Thursday 29th October 2020
I wake after a disturbed nights sleep still feeling tired, I don’t pick my iPad up or my phone, I make a cup of tea listening to the morning news in the background as I make the bed. I then sort myself out for our morning walk…today is going to be a wet one as the rain is pouring and the wind is blowing. Again I am not phased by the dismal weather as I am just glad to be outside in the fresh air.
Me, Toby and Charlie have our rain attire on as we walk up towards the beach. The rain is blowing in our faces…Toby and Charlie are fine they have a fur coat covering their face…mine is bare, well it was the last time I looked!
The combination of the wind and rain against my face is icy cold. The rain is hitting us with some force now and I can hear the rain drops battering against me as they hit my coat and smother my face in the icy cold rain. I’m outside in the fresh air and I really don’t care!
Back home to the warmth. We all dry off and I make a hot drink which I sit sipping and thinking about how I feel. I am so tired of feeling rubbish, I have been like this on and off for weeks now…bloody headaches! Feeling Nauseous ! Fatigue!
I get changed out of my dog walking attire with the thoughts going around in my head what to do for the best, I’m not one to saying No! I always try my best to accommodate…but I am just to weary at the moment.
I have a zoom meeting at 11am Watercolour painting with Frannie and I really really enjoy doing the painting, it’s something new and it’s relaxing. The fatigue, nausea and headaches are taking all the enjoyment away at the moment as I am finding concentration hard.
I put my smile on join the meeting telling people that I am ok when I’m not…I think most of us do that! The false smile! I sit making notes, as what is being said won’t stay in my head, it will just disappear. I am joining in the painting but after 30 minutes my head is starting to ache from the concentration and by the end I am feeling rubbish.

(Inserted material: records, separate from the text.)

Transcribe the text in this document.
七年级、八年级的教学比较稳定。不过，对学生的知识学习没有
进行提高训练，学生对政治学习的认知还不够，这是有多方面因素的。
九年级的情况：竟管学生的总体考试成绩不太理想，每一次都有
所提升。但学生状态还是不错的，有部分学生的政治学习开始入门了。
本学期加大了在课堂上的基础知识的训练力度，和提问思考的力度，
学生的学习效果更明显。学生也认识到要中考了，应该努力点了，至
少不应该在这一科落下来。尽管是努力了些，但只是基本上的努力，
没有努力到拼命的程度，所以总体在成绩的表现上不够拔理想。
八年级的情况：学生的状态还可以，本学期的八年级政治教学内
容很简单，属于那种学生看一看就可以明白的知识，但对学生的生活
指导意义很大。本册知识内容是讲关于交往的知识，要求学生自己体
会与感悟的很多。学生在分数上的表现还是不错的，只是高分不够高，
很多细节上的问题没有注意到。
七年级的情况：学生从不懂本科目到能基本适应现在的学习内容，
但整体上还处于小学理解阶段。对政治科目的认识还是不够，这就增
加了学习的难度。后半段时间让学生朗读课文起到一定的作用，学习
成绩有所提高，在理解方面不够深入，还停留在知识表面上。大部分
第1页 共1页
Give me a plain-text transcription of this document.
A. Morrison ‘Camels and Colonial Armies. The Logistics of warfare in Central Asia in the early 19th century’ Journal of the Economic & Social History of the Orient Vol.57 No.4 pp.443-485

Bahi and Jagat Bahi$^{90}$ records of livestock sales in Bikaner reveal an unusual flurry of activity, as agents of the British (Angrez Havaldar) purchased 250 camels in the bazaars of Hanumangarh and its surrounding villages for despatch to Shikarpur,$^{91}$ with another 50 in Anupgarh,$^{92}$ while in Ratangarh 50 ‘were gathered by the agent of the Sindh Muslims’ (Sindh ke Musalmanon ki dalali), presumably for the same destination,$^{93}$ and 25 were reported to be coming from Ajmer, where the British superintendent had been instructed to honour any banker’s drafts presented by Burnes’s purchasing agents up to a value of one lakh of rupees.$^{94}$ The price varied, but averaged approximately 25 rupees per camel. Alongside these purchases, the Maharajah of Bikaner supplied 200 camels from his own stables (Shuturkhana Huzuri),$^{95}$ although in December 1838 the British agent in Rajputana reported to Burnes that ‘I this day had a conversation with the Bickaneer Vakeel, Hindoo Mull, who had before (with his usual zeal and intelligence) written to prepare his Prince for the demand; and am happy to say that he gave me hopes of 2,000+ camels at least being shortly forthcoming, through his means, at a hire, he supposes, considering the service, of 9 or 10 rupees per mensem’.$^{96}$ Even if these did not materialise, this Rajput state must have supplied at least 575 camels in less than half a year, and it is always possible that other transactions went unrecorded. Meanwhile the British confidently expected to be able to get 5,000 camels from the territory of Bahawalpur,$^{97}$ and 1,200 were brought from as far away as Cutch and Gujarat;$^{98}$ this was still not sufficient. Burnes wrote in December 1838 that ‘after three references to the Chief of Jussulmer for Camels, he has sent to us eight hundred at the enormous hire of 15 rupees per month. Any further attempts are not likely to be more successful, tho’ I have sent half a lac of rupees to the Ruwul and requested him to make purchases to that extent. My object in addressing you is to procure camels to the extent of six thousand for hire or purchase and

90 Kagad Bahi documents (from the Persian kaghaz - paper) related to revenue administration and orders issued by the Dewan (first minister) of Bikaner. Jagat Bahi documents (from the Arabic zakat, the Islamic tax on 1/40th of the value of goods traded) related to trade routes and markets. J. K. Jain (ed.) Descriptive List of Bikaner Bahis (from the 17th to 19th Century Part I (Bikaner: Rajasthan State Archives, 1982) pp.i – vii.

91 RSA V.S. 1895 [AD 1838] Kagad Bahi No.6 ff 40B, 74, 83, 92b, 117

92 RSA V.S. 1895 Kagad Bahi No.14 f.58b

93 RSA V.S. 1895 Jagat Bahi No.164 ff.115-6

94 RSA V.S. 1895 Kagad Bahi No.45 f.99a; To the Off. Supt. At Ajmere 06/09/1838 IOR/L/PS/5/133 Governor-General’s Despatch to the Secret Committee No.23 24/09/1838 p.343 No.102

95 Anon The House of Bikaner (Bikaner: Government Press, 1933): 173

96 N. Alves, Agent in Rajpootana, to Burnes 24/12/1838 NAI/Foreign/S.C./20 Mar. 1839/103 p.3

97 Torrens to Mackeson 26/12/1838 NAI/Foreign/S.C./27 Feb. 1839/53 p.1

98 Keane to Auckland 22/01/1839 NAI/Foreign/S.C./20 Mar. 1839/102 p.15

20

I make myself a cup of sweet tea and something to eat and that’s when I realise…I simply can not carry on with all these zooms, I begin by email 3 of the groups that I won’t be joining for a while. This was not an easy decision and I am so sad, but I simply have to take time for myself …sometimes I / we all forget I do have dementia.
I will do the meetings and the crafting session that have been already booked in as I never let people down, but I will not be taking on anything else until I have had a good break and some me time.
So it’s less screen time!
More Me Time!
After lunch I finish of sending my emails, turn the TV off, put my phone and iPad to one side and sit in my comfy chair….no background noise from the TV or radio, just the rain on the windows and the wind whistling down the chimney. I sit take a deep breath and just close my eyes, taking in the calmness, just to actually sit…just sit and do nothing until hubby walks through the door absolutely wet through…soaked to the skin. A posties job is not a good one when it been a day like today with relentless rain.
So it’s been a relaxing afternoon of nothingness.